The best hope is a technology that would enable direct capture of CO2 from the atmosphere, and certainly people are working on that.

However, there are still a great many who deny that climate change is caused by human activity and who strongly resist any efforts to address climate change (because such efforts would be an admission that climate change is real)— the Republican party is a prime example. (I think in the case of Republicans, a stumbling block is that effectively addressing climate change requires large-scale group effort and almost certainly government leadership. That’s hard for Republicans to accept, since their philosophical outlook is that problems are solved through individual effort, heroic loners who require no help. In this view, help is for sissies. Republicans believe that problems should be addressed through competition, not cooperation.
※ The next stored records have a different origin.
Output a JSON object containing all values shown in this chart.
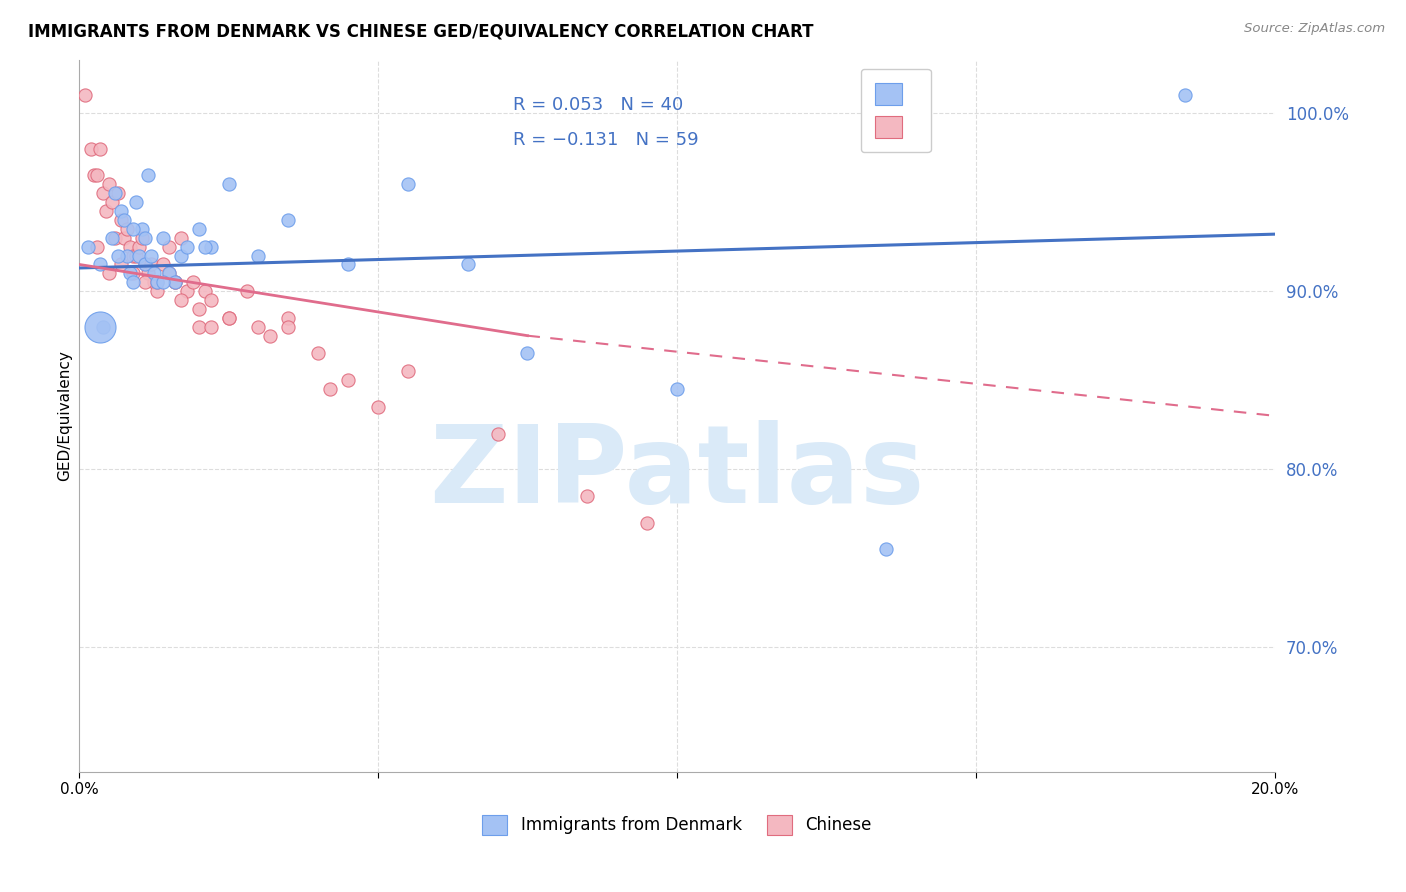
{
  "title": "IMMIGRANTS FROM DENMARK VS CHINESE GED/EQUIVALENCY CORRELATION CHART",
  "source": "Source: ZipAtlas.com",
  "ylabel": "GED/Equivalency",
  "xmin": 0.0,
  "xmax": 20.0,
  "ymin": 63.0,
  "ymax": 103.0,
  "color_blue": "#a4c2f4",
  "color_pink": "#f4b8c1",
  "color_blue_edge": "#6d9eeb",
  "color_pink_edge": "#e06c7e",
  "color_blue_line": "#4472c4",
  "color_pink_line": "#e06c8c",
  "watermark_color": "#daeaf8",
  "legend_label1": "Immigrants from Denmark",
  "legend_label2": "Chinese",
  "blue_scatter_x": [
    0.15,
    0.4,
    0.55,
    0.6,
    0.7,
    0.75,
    0.8,
    0.85,
    0.9,
    0.95,
    1.0,
    1.05,
    1.1,
    1.15,
    1.2,
    1.25,
    1.3,
    1.4,
    1.5,
    1.6,
    1.7,
    1.8,
    2.0,
    2.2,
    2.5,
    3.0,
    3.5,
    4.5,
    5.5,
    6.5,
    7.5,
    10.0,
    13.5,
    0.35,
    0.65,
    0.9,
    1.1,
    1.4,
    2.1,
    18.5
  ],
  "blue_scatter_y": [
    92.5,
    88.0,
    93.0,
    95.5,
    94.5,
    94.0,
    92.0,
    91.0,
    90.5,
    95.0,
    92.0,
    93.5,
    91.5,
    96.5,
    92.0,
    91.0,
    90.5,
    93.0,
    91.0,
    90.5,
    92.0,
    92.5,
    93.5,
    92.5,
    96.0,
    92.0,
    94.0,
    91.5,
    96.0,
    91.5,
    86.5,
    84.5,
    75.5,
    91.5,
    92.0,
    93.5,
    93.0,
    90.5,
    92.5,
    101.0
  ],
  "blue_scatter_size_large": [
    37
  ],
  "blue_scatter_large_x": [
    0.35
  ],
  "blue_scatter_large_y": [
    88.0
  ],
  "pink_scatter_x": [
    0.1,
    0.2,
    0.25,
    0.3,
    0.35,
    0.4,
    0.45,
    0.5,
    0.55,
    0.6,
    0.65,
    0.7,
    0.75,
    0.8,
    0.85,
    0.9,
    0.95,
    1.0,
    1.05,
    1.1,
    1.15,
    1.2,
    1.25,
    1.3,
    1.4,
    1.5,
    1.6,
    1.7,
    1.8,
    1.9,
    2.0,
    2.1,
    2.2,
    2.5,
    2.8,
    3.0,
    3.5,
    4.0,
    5.0,
    0.3,
    0.5,
    0.7,
    0.9,
    1.1,
    1.3,
    1.5,
    1.7,
    2.0,
    2.5,
    3.5,
    4.5,
    5.5,
    7.0,
    8.5,
    9.5,
    2.2,
    1.6,
    3.2,
    4.2
  ],
  "pink_scatter_y": [
    101.0,
    98.0,
    96.5,
    96.5,
    98.0,
    95.5,
    94.5,
    96.0,
    95.0,
    93.0,
    95.5,
    94.0,
    93.0,
    93.5,
    92.5,
    92.0,
    92.0,
    92.5,
    93.0,
    91.5,
    91.0,
    91.5,
    90.5,
    90.0,
    91.5,
    92.5,
    90.5,
    93.0,
    90.0,
    90.5,
    89.0,
    90.0,
    89.5,
    88.5,
    90.0,
    88.0,
    88.5,
    86.5,
    83.5,
    92.5,
    91.0,
    91.5,
    91.0,
    90.5,
    90.5,
    91.0,
    89.5,
    88.0,
    88.5,
    88.0,
    85.0,
    85.5,
    82.0,
    78.5,
    77.0,
    88.0,
    90.5,
    87.5,
    84.5
  ],
  "blue_line_x0": 0.0,
  "blue_line_x1": 20.0,
  "blue_line_y0": 91.3,
  "blue_line_y1": 93.2,
  "pink_solid_x0": 0.0,
  "pink_solid_x1": 7.5,
  "pink_solid_y0": 91.5,
  "pink_solid_y1": 87.5,
  "pink_dash_x0": 7.5,
  "pink_dash_x1": 20.0,
  "pink_dash_y0": 87.5,
  "pink_dash_y1": 83.0,
  "grid_color": "#dddddd",
  "background_color": "#ffffff",
  "right_yticks": [
    70.0,
    80.0,
    90.0,
    100.0
  ],
  "right_ytick_labels": [
    "70.0%",
    "80.0%",
    "90.0%",
    "100.0%"
  ]
}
Libertarians take this attitude to an extreme, so that its failure is more immediately evident.)

Some states in the Southeast whose Atlantic coasts face ocean-level rise have passed laws to forbid the use of the words “climate change,” which seems a lot like magical thinking: “If we don’t say it aloud, it will not happen.” Examples: North Carolina and Miami (which already routinely sees sunny-day flooding). While such laws do show an effort to confront climate change, I do not see that that approach will be effective in addressing the problem, even in the relatively short term. It does, however, illustrate the first and most primitive psychological defense mechanism: denial.